The website reports that Mary, 55, signed a non-disclosure agreement after a 2001 settlement.
She and her brother, Fred Trump III, had sued their aunts and uncles in 2000 alleging misconduct in their grandfather Fred Trump Sr.'s will, which left the majority of his assets to his four living children without a fifth share intended for Fred Trump Jr., who had died in 1981.
President Trump, 74, later told The New York Times the estate fight was "very amicably" settled.
The NDA Mary signed, according to The Daily Beast, "states she is not allowed to publish anything regarding the litigation or her relationship with [Trump Jr.'s siblings] Donald, Maryanne and Robert.”
(The White House and Trump Organization did not immediately respond to a request for comment on Wednesday. Efforts to reach Mary have been unsuccessful.)
President Trump has a long history of suing or threatening to sue his opponents and it's unclear what formal response, if any, his lawyers would make.
Among the options mulled to respond to Mary, according to The Daily Beast, was a cease-and-desist letter.
Mary's publisher contends her upcoming Too Much and Never Enough will be a "revelatory, authoritative portrait of Donald J. Trump and the toxic family that made him," drawn from firsthand experience including early years in her grandparents' New York City home.
"She describes a nightmare of traumas, destructive relationships, and a tragic combination of neglect and abuse," the book's description reads. "She explains how specific events and general family patterns created the damaged man who currently occupies the Oval Office."
Mary is a clinical psychologist, according to her publisher.
"She recounts in unsparing detail everything from her uncle Donald’s place in the family spotlight and [first wife] Ivana’s penchant for regifting to her grandmother’s frequent injuries and illnesses and the appalling way Donald, Fred Trump’s favorite son, dismissed and derided him when he began to succumb to Alzheimer’s," according to the book's description.

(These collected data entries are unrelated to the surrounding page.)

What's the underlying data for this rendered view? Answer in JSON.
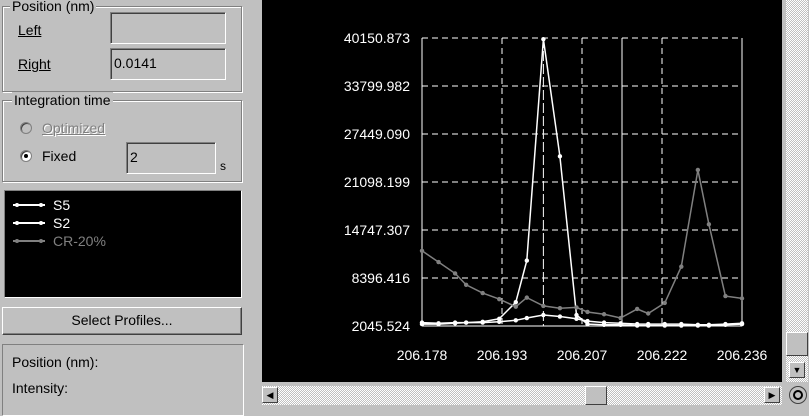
{
  "position_group": {
    "title": "Position (nm)",
    "left_label": "Left",
    "left_value": "",
    "right_label": "Right",
    "right_value": "0.0141"
  },
  "integration_group": {
    "title": "Integration time",
    "optimized_label": "Optimized",
    "fixed_label": "Fixed",
    "fixed_value": "2",
    "unit": "s",
    "selected": "fixed"
  },
  "profiles": {
    "items": [
      {
        "name": "S5",
        "color": "#ffffff"
      },
      {
        "name": "S2",
        "color": "#ffffff"
      },
      {
        "name": "CR-20%",
        "color": "#808080"
      }
    ],
    "select_button": "Select Profiles..."
  },
  "readout": {
    "position_label": "Position (nm):",
    "intensity_label": "Intensity:"
  },
  "colors": {
    "plot_background": "#000000",
    "grid": "#ffffff",
    "series_s5": "#ffffff",
    "series_s2": "#ffffff",
    "series_cr20": "#808080"
  },
  "chart_data": {
    "type": "line",
    "title": "",
    "xlabel": "",
    "ylabel": "",
    "y_ticks": [
      "40150.873",
      "33799.982",
      "27449.090",
      "21098.199",
      "14747.307",
      "8396.416",
      "2045.524"
    ],
    "x_ticks": [
      "206.178",
      "206.193",
      "206.207",
      "206.222",
      "206.236"
    ],
    "xlim": [
      206.178,
      206.236
    ],
    "ylim": [
      2045.524,
      40150.873
    ],
    "grid": true,
    "center_marker_x": 206.2,
    "series": [
      {
        "name": "S5",
        "x": [
          206.178,
          206.181,
          206.184,
          206.186,
          206.189,
          206.192,
          206.195,
          206.197,
          206.2,
          206.203,
          206.206,
          206.208,
          206.211,
          206.214,
          206.217,
          206.219,
          206.222,
          206.225,
          206.228,
          206.23,
          206.233,
          206.236
        ],
        "y": [
          2500,
          2400,
          2500,
          2500,
          2600,
          3000,
          5200,
          10700,
          40000,
          24500,
          3500,
          2300,
          2200,
          2200,
          2100,
          2100,
          2100,
          2100,
          2100,
          2100,
          2200,
          2300
        ]
      },
      {
        "name": "S2",
        "x": [
          206.178,
          206.181,
          206.184,
          206.186,
          206.189,
          206.192,
          206.195,
          206.197,
          206.2,
          206.203,
          206.206,
          206.208,
          206.211,
          206.214,
          206.217,
          206.219,
          206.222,
          206.225,
          206.228,
          206.23,
          206.233,
          206.236
        ],
        "y": [
          2300,
          2300,
          2400,
          2500,
          2500,
          2600,
          2800,
          3100,
          3500,
          3300,
          3000,
          2700,
          2500,
          2400,
          2300,
          2300,
          2300,
          2300,
          2200,
          2200,
          2300,
          2400
        ]
      },
      {
        "name": "CR-20%",
        "x": [
          206.178,
          206.181,
          206.184,
          206.186,
          206.189,
          206.192,
          206.195,
          206.197,
          206.2,
          206.203,
          206.206,
          206.208,
          206.211,
          206.214,
          206.217,
          206.219,
          206.222,
          206.225,
          206.228,
          206.23,
          206.233,
          206.236
        ],
        "y": [
          12000,
          10500,
          9000,
          7500,
          6400,
          5600,
          4600,
          5800,
          4700,
          4400,
          4500,
          3900,
          3600,
          3100,
          4300,
          3700,
          5100,
          9900,
          22700,
          15500,
          6000,
          5700
        ]
      }
    ]
  }
}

Mary also writes of "the strange and harmful relationship between Fred Trump and his two oldest sons": her father and the president.
The White House often pushes back on unflattering memoirs from former administration officials or on unauthorized biographies of the first family.
A new biography of Melania Trump was derided by her spokeswoman as "fiction" despite being based on more than 100 interviews.
Responding to some of the details in that book, White House spokesman Judd Deere separately said: "These allegations couldn’t be further from the truth …. Hit pieces like these only serve to conjure non-existent palace-intrigue stories unworthy of the paper they’re printed on."